How an Anti-Dumping Duty Works
In the United States, the International Trade Commission (ITC), an independent government agency, imposes anti-dumping duties based upon investigations and recommendations from the Department of Commerce. Duties often exceed 100% of the value of the goods. They come into play when a foreign company is selling an item significantly below the price at which it is being produced. Part of the logic behind anti-dumping duties is to save domestic jobs, but they can also lead to higher prices for domestic consumers and reduce the international competition of domestic companies producing similar goods.
To protect local businesses and markets, many countries impose stiff duties on products they believe are being dumped in their national market.
The World Trade Organization
The World Trade Organization (WTO) operates a set of international trade rules. Part of the organization's mandate is the international regulation of anti-dumping measures. The WTO does not regulate the actions of companies engaged in dumping. Instead, it focuses on how governments can—or cannot—react to dumping.
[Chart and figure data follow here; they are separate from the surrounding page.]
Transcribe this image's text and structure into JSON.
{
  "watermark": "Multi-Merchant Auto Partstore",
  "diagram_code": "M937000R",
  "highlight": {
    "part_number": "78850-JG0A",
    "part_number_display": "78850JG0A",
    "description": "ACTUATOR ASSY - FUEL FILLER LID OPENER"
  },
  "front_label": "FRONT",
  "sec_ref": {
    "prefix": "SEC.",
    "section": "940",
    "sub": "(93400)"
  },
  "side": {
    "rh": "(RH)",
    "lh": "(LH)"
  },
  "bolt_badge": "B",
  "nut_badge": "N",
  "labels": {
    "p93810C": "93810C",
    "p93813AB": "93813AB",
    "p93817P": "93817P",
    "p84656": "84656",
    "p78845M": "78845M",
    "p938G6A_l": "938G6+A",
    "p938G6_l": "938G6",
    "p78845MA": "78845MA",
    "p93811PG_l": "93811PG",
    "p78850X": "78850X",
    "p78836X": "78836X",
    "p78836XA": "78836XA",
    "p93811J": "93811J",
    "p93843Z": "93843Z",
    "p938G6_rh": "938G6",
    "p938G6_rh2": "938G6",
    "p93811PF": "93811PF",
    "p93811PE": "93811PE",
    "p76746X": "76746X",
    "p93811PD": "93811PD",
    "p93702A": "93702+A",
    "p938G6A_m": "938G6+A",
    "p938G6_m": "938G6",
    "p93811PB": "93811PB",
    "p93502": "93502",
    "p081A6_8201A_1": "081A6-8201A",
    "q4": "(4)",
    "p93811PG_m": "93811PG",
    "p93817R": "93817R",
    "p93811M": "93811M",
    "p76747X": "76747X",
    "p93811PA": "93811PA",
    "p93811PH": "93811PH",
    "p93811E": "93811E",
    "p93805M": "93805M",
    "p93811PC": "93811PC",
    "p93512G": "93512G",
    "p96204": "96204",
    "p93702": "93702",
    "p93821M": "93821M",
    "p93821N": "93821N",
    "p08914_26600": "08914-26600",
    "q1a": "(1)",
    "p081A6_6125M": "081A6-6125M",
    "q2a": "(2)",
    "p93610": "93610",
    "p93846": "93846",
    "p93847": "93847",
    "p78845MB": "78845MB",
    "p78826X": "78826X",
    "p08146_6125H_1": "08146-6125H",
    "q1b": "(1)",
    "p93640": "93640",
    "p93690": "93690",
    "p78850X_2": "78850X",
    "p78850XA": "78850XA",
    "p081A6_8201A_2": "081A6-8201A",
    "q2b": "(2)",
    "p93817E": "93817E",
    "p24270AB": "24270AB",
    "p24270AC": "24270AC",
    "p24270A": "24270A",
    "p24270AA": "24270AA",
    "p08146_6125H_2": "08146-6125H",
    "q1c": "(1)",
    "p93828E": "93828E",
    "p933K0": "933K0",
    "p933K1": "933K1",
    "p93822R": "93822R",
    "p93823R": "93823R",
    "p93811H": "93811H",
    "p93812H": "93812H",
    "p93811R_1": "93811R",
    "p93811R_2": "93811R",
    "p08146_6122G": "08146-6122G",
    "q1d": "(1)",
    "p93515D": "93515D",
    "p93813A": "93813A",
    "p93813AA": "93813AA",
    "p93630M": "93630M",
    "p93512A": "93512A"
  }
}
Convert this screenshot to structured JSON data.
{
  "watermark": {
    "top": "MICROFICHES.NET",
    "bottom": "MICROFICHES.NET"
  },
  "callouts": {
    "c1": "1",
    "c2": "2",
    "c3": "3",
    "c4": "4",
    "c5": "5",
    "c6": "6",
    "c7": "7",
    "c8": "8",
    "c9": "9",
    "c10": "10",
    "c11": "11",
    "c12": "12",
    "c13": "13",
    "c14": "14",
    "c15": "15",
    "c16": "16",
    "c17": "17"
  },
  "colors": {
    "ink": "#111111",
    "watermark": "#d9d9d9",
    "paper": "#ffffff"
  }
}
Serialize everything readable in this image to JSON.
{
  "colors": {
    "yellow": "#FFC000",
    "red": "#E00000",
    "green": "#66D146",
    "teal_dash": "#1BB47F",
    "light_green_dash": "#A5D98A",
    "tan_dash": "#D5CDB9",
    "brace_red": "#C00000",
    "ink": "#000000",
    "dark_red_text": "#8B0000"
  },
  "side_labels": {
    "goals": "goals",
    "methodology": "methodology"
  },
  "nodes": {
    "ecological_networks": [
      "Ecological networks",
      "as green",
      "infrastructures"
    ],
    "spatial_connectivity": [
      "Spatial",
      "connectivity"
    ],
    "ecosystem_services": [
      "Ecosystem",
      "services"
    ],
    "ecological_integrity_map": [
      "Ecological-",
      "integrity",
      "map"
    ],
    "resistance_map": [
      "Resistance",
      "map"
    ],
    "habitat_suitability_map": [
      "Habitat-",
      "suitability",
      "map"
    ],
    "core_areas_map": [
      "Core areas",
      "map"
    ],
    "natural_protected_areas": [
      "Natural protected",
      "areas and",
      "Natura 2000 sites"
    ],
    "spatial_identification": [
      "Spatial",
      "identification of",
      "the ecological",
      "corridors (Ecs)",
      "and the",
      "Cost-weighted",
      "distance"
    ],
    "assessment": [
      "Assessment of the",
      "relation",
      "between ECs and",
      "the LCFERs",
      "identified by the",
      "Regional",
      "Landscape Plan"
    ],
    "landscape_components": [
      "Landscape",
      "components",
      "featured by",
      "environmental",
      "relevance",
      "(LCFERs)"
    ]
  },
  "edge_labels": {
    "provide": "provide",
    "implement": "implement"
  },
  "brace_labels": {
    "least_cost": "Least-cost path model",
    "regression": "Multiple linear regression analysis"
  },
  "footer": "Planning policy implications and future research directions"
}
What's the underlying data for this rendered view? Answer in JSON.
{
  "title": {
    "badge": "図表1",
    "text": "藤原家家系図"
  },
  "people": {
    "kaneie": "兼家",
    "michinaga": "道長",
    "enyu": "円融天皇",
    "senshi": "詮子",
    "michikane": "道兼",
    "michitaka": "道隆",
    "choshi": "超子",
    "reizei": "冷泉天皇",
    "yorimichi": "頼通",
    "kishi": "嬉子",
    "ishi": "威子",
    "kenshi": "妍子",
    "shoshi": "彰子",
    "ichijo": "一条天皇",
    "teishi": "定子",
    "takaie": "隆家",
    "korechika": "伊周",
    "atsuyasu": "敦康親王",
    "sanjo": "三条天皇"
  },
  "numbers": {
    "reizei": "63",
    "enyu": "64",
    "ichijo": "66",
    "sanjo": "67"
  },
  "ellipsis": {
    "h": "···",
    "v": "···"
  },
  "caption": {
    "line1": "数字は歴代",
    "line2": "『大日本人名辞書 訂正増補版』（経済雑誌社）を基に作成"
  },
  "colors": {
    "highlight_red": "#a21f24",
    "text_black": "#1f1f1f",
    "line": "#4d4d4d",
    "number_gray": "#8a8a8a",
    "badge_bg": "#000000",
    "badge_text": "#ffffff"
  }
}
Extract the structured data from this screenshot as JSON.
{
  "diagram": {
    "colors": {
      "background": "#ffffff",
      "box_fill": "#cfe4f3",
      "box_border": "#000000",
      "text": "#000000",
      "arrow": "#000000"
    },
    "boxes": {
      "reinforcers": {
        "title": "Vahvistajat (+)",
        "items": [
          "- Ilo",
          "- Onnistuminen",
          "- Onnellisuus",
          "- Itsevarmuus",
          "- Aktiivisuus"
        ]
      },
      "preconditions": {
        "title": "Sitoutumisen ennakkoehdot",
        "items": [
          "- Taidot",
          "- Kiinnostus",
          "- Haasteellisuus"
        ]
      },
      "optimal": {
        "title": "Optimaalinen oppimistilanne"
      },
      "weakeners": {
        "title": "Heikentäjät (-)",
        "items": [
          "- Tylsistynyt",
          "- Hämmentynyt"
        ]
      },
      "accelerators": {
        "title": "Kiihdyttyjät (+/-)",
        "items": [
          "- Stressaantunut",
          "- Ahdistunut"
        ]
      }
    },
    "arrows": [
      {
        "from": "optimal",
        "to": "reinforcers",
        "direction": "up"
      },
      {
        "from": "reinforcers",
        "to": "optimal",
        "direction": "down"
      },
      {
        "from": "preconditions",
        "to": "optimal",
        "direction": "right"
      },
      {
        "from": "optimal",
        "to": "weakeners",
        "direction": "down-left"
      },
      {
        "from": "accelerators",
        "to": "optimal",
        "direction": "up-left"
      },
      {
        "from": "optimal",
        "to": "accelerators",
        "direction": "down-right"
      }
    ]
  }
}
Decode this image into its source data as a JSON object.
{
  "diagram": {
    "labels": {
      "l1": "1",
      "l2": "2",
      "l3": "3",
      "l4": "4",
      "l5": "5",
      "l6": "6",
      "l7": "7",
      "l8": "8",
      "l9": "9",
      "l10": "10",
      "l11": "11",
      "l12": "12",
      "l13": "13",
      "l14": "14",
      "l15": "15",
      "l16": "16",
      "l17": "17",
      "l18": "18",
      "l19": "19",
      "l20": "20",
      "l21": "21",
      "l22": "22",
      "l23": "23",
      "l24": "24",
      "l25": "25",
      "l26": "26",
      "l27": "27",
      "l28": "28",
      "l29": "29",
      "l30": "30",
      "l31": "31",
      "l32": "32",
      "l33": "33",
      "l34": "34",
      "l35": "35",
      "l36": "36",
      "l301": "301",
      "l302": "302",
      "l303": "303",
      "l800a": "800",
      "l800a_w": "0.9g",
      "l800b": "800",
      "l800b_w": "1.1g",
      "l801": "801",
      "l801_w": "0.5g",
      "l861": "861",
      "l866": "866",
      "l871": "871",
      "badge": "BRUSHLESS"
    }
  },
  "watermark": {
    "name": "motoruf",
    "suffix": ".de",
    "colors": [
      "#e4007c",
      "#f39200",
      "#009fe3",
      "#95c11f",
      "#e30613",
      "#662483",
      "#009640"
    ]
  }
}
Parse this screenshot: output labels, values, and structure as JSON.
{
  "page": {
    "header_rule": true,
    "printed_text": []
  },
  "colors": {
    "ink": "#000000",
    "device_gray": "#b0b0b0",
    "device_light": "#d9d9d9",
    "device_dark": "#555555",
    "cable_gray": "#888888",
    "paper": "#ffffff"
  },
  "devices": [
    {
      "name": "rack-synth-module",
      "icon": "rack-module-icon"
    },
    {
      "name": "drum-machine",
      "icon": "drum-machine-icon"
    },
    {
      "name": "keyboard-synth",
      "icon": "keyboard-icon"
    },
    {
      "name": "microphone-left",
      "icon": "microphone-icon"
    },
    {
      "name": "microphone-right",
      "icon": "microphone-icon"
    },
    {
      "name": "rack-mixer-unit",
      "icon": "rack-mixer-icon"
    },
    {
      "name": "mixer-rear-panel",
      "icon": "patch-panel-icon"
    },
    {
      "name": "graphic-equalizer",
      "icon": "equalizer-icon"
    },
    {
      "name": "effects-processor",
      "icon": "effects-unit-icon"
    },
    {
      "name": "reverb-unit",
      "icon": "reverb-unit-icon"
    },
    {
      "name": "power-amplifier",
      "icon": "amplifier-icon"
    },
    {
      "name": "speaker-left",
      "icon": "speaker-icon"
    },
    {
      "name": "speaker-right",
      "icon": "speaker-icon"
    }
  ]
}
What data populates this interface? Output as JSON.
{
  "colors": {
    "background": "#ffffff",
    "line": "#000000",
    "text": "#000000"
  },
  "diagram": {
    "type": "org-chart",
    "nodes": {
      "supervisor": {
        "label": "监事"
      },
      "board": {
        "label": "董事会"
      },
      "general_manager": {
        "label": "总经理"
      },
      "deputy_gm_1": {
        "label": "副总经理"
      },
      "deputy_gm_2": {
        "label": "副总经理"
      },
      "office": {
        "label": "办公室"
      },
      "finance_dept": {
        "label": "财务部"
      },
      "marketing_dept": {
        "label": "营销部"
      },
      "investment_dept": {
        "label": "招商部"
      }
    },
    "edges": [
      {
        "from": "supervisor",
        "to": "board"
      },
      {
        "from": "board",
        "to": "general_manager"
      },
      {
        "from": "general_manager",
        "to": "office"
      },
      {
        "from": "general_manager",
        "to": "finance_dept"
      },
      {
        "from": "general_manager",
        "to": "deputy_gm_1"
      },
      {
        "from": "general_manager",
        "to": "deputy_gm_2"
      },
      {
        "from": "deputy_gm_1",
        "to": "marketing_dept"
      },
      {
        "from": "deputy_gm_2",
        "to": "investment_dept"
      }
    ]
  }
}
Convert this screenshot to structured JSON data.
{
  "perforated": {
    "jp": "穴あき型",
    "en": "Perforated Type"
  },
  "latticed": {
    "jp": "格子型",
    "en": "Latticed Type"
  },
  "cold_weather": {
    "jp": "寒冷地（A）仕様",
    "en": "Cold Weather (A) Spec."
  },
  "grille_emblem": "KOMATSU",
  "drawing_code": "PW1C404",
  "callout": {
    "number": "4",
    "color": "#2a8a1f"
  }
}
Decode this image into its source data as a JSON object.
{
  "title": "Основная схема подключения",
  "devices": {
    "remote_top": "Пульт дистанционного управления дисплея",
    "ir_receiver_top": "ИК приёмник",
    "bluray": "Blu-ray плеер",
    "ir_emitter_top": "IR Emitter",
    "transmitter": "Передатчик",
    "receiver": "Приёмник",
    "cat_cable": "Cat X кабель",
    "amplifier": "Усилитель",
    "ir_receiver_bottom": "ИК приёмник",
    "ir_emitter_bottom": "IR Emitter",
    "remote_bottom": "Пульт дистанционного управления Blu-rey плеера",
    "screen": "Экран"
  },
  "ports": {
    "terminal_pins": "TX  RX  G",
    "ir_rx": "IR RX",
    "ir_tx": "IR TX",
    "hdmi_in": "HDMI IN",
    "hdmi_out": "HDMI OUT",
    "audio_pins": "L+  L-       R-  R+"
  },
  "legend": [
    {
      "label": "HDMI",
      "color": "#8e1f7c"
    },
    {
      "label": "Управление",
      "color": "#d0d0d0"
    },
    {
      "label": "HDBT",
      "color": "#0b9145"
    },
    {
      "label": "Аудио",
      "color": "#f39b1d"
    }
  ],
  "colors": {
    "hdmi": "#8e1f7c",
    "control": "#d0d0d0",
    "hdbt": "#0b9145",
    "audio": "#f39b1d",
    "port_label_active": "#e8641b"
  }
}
In general, the WTO agreement allows governments to "act against dumping where there is genuine (material) injury to the competing domestic industry." In other cases, the WTO intervenes to prevent anti-dumping measures.
- An anti-dumping duty is a protectionist tariff that a domestic government imposes on foreign imports that it believes are priced below fair market value.
- The World Trade Organization does not regulate the actions of companies engaged in dumping, but instead focuses on how governments can—or cannot—react to dumping.
This intervention is justified to uphold the WTO's free-market principles. Anti-dumping duties distort the market. Governments cannot normally determine what constitutes a fair market price for any good or service.
Practical Examples of Anti-Dumping Measures
In June 2015, American steel companies United States Steel Corp., Nucor Corp., Steel Dynamics Inc., ArcelorMittal USA, AK Steel Corp., and California Steel Industries filed a complaint with the Department of Commerce and the ITC alleging that China (and other countries) were dumping steel on the U.S. market and keeping prices unfairly low.
A year later, the United States, after a review and much public debate, announced that it would be imposing a 500% import duty on certain steel imported from China. In 2018, China filed a complaint with the WTO challenging the tariffs imposed by President Donald Trump. The White House's trade agenda for 2019 said it would continue to use the WTO to challenge what it called unfair trading practices with China and other trading partners.